There were three of us Gen X’ers in the room. I picked us out of the crowd of thirty immediately. We were all on the older side of Gen X. I could tell by the wrinkles and the gray hair, but there was still something young about us – a slouch, a wicked smile, or the lack of a tie. We were grayer than some of the Boomers who just can’t seem to not color their hair.
This was a typical meeting in this town. Most of the people there were Baby Boomers, and there were just two people older than that. There were three Gen Y/Millenial support staff in the room, silent and bright eyed. I live in world in which I almost watch myself work from afar when I am bored. I was thinking I might Tweet : “The unbearable whiteness of meeting…” I think that about summed it up. There were going to be few divergent opinions in this meeting with its momentum barreling towards a certain conclusion. Still, almost every meeting these days has me wrestling with an alter ego who is stumbling towards the Gong Show bell like a gooned up Chuck Barris to sound the internal alarm of Bullshit. Bullshit. Bullshit! Paul Revere on a horse, “The Bullshit is coming! The Bullshit is coming!”
The meeting facilitator asked by show of hands how many of us were from 501 c 3’s. Most of us were. He singled out a few folks to ask, “What are the main things you do if you had to just give me three words?” Advocacy was the one that came up first in most cases. A few mentioned networking. One or two mentioned services. Two mentioned education. This didn’t surprise me since it was a meeting of associations, and if the room had been full of museums, I would likely have heard something like education, interpretation, exhibition, and preservation or something along these lines. I am not sure I would have heard advocacy at all.
Mitch Swain from the Greater Pittsburgh Arts Council led a session I attended over the winter that got me stoked about the advocacy work that I do. Most of the folks in Mitch’s session were from arts organizations or museums. He said, “Is Advocacy in your Executive Director’s job description? It should be.” As it so happened, there was one arts organization director, and by all accounts a capable hard working guy, who said out loud, after raising his hand, that he could not participate in advocacy because his organization was a 501 c 3. I wrestled free of my own self and called Bullshit on this. The “NO” came out of me like an exploding hand grenade. There were plenty of other people muttering, “No, you can advocate,” too.
This is killing us. We need to be advocates, all of us, directors, trustees, professional staff, and everyone who works in whatever 501 c 3 is our passion. This idea that we cannot advocate is bullshit. It is a cop out so you can keep doing the more passionate, comfortable things on your to do list until the public and various levels of government decide you must not need anything since they haven’t heard from you. This idea that you will have your 501 c 3 revoked for advocating is bullshit. Do you know anyone that has ever had that happen to them? I don’t. Do you? Name one. It is bullshit.
Advocacy is educating the public and government entities about issues related to your industry including why you may need funding, where you intersect with other public institutions like schools, libraries, or tourism offices, and how many people your industry impacts as a quality of life concern or a job creation machine.
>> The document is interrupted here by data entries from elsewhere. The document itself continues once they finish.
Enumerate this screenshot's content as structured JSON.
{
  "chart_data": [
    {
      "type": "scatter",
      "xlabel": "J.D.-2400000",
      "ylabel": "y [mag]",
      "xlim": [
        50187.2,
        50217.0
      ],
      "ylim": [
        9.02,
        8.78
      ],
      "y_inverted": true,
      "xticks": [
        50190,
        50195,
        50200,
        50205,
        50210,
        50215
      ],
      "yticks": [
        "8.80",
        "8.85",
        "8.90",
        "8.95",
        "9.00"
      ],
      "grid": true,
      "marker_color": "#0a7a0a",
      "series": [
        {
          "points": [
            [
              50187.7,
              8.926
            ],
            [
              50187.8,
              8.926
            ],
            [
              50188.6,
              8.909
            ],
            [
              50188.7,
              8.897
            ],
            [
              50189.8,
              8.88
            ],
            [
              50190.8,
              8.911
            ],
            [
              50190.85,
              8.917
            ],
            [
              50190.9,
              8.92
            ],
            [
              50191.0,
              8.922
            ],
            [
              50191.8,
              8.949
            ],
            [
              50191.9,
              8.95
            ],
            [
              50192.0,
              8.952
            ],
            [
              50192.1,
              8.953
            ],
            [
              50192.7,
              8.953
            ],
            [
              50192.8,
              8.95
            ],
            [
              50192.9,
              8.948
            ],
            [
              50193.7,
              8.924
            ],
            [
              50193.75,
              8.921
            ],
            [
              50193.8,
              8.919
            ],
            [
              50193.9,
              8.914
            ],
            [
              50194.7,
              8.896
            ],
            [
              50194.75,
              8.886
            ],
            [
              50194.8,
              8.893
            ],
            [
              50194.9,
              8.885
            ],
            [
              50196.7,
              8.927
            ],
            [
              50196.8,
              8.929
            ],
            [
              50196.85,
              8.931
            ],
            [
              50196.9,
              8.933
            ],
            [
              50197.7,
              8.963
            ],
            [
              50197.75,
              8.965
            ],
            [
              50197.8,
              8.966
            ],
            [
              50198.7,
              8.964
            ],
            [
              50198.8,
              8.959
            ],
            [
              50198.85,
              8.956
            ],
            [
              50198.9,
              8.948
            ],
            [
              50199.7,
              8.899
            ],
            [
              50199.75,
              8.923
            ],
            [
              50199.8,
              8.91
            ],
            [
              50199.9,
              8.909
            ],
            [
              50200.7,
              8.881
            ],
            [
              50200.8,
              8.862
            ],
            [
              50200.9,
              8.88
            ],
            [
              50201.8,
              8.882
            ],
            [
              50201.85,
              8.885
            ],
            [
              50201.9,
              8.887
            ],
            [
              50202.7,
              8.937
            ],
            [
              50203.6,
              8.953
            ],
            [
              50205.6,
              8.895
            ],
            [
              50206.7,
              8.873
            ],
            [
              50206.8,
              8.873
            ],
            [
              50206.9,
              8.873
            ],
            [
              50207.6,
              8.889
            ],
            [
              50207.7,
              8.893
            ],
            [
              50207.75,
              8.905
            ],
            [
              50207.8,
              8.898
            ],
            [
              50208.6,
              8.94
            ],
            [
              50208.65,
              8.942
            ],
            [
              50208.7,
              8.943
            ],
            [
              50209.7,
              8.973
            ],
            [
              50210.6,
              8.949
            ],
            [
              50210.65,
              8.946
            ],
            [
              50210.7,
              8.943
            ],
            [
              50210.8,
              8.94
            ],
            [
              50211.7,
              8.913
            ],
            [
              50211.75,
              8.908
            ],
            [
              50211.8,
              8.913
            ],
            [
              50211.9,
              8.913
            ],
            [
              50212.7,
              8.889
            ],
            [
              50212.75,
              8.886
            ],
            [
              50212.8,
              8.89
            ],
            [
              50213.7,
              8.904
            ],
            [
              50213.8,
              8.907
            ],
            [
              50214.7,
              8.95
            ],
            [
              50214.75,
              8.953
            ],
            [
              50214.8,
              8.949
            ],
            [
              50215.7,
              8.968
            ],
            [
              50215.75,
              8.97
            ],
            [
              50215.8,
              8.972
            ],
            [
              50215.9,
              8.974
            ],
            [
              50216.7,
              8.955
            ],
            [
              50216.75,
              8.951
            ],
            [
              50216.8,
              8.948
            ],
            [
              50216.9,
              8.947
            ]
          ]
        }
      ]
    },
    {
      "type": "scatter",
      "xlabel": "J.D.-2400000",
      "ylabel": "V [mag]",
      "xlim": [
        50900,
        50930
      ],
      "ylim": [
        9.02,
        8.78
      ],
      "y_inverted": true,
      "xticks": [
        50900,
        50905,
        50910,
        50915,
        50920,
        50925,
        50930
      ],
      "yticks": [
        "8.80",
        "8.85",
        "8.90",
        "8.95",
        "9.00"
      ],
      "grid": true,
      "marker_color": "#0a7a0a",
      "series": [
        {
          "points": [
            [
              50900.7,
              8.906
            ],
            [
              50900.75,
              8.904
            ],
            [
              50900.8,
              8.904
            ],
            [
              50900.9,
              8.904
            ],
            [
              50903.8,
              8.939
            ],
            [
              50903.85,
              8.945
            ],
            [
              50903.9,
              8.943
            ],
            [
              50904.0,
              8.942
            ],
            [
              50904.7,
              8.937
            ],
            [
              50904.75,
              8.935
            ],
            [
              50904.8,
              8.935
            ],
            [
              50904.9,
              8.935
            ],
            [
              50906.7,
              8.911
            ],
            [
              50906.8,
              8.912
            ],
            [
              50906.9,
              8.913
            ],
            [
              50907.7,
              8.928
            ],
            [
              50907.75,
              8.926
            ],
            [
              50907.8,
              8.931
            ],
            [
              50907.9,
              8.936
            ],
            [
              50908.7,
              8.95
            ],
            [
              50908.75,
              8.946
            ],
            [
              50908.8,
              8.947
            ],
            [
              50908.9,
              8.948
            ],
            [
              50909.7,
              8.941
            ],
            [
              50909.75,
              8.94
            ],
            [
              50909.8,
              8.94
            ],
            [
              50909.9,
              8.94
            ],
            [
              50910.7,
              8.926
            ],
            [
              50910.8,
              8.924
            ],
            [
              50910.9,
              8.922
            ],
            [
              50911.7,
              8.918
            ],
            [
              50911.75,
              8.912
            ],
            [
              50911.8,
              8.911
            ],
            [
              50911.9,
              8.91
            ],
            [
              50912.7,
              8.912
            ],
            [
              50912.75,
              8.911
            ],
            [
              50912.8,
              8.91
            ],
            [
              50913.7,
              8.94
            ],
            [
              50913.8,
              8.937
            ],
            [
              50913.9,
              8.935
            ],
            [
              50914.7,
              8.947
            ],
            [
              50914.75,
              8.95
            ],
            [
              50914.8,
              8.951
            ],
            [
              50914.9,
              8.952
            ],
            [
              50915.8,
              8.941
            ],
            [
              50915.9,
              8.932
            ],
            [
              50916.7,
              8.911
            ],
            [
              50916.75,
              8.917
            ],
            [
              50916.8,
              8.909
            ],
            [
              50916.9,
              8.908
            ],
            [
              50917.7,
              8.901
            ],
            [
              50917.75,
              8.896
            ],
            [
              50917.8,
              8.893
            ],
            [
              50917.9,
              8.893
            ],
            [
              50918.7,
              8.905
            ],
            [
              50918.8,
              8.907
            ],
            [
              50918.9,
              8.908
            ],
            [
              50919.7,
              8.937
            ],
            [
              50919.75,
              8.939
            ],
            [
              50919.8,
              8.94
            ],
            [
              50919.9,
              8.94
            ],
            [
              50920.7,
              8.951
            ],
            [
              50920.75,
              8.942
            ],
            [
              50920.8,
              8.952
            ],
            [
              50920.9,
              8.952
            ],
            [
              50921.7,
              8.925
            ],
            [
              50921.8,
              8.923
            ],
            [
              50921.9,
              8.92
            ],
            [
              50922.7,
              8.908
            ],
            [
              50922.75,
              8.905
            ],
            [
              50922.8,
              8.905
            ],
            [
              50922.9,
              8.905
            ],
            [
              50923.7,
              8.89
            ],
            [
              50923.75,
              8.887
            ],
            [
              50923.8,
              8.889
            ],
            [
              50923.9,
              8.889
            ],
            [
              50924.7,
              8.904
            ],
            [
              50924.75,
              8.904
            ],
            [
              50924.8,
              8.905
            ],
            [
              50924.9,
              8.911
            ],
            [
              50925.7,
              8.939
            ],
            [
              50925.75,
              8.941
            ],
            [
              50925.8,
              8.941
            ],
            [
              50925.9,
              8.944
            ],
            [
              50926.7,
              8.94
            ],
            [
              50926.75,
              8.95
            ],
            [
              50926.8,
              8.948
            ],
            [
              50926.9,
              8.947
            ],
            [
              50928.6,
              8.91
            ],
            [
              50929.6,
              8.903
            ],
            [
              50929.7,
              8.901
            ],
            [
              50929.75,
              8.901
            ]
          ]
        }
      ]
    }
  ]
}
Museums have great stories to tell about this. They say you can lose your 501 c 3 if you “influence specific legislation.” I have worked my ass off in advocacy, and I never once, not a single damned time, influenced specific legislation. If you think lawmakers or the public are going to immediately do something for you the minute you speak up, you are dreaming. You have to keep at it year after year after year. This is a complex world. Your organization is great, but if you aren’t heard when it’s budget time, does anyone die? Do you think you are that important? Bullshit.